GF : L’été, je vis en Italie et j’y joue régulièrement ; je comprends parfaitement ce que vous dites. J’espère que nous saurons nous ouvrir davantage, la musique créative et ceux qui l’écoutent auraient à y gagner. A ce propos, quel rôle la musique créative peut- elle jouer dans la société et peut-elle faire évoluer ce genre de situation ?

HB : Eh bien, il faudrait davantage de concerts et de soirées comme celle d’hier, avec la pleine lune, une standing ovation et des gens qui en redemandent. Il y a un besoin palpable de bonne musique et un intérêt pour ce genre de jeu. Nous avons déjà ressenti ce genre d’ambiance, comme quand nous avons joué avec l’ICP Orchestra.
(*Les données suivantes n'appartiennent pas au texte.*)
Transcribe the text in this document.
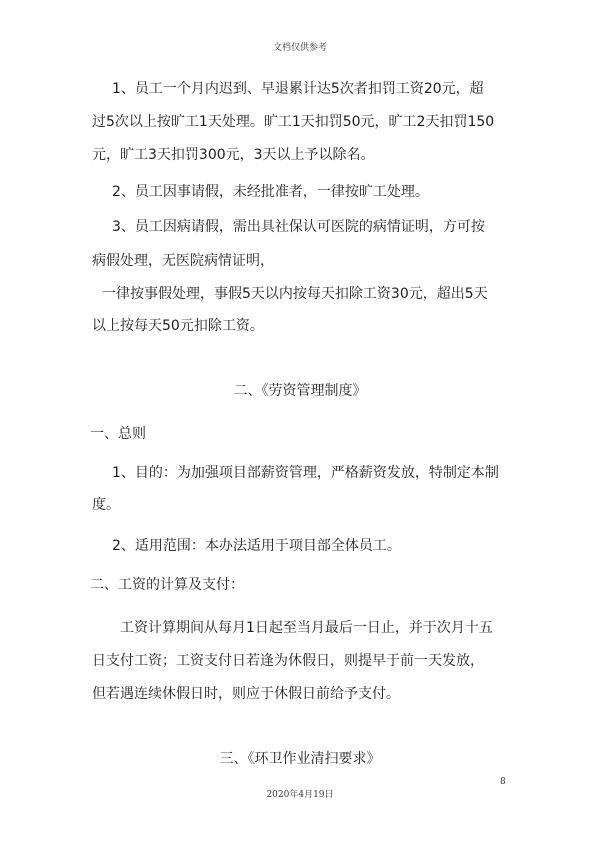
文档仅供参考
1、员工一个月内迟到、早退累计达5次者扣罚工资20元，超
过5次以上按旷工1天处理。旷工1天扣罚50元，旷工2天扣罚150
元，旷工3天扣罚300元，3天以上予以除名。
2、员工因事请假，未经批准者，一律按旷工处理。
3、员工因病请假，需出具社保认可医院的病情证明，方可按
病假处理，无医院病情证明，
一律按事假处理，事假5天以内按每天扣除工资30元，超出5天
以上按每天50元扣除工资。
二、《劳资管理制度》
一、总则
1、目的：为加强项目部薪资管理，严格薪资发放，特制定本制
度。
2、适用范围：本办法适用于项目部全体员工。
二、工资的计算及支付：
工资计算期间从每月1日起至当月最后一日止，并于次月十五
日支付工资；工资支付日若逢为休假日，则提早于前一天发放，
但若遇连续休假日时，则应于休假日前给予支付。
三、《环卫作业清扫要求》
8
2020年4月19日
Nous ressentons cette atmosphère pratiquement à chaque fois. Il y a donc un vrai besoin, et si ce besoin existe il faut y répondre : nous avons donc besoin d’argent pour organiser des concerts. C’est logique. Ça ne sera jamais une musique populaire comme la pop, puisque « pop » veut dire populaire, à la Paul Anka ou d’autres. Mais il devrait y avoir plus d’argent pour organiser des concerts. Et s’il y a plus de concerts, il y a automatiquement plus de possibilités offertes d’aller écouter cette musique. Ça devient de plus en plus difficile. Je vous le dis, je ne peux pas me plaindre mais je crains pour les générations à venir. Le monde va si vite. Je ne sais pas utiliser l’ordinateur, j’ai besoin d’aide pour cela. Ma femme s’en occupe pour moi car je suis un analphabète, je ne peux même pas allumer ce truc correctement. Je m’enfonce dans un monde qui n’est plus le mien mais je peux encore y apporter ma contribution. On devrait faire plus attention aux musiciens qui jouent bien ici et on fait exactement le contraire. Pour moi ça va, car le 23 avril je recevrai le prix du Jazzahead-Škoda, ce qui représente une somme de 15000 euros environ.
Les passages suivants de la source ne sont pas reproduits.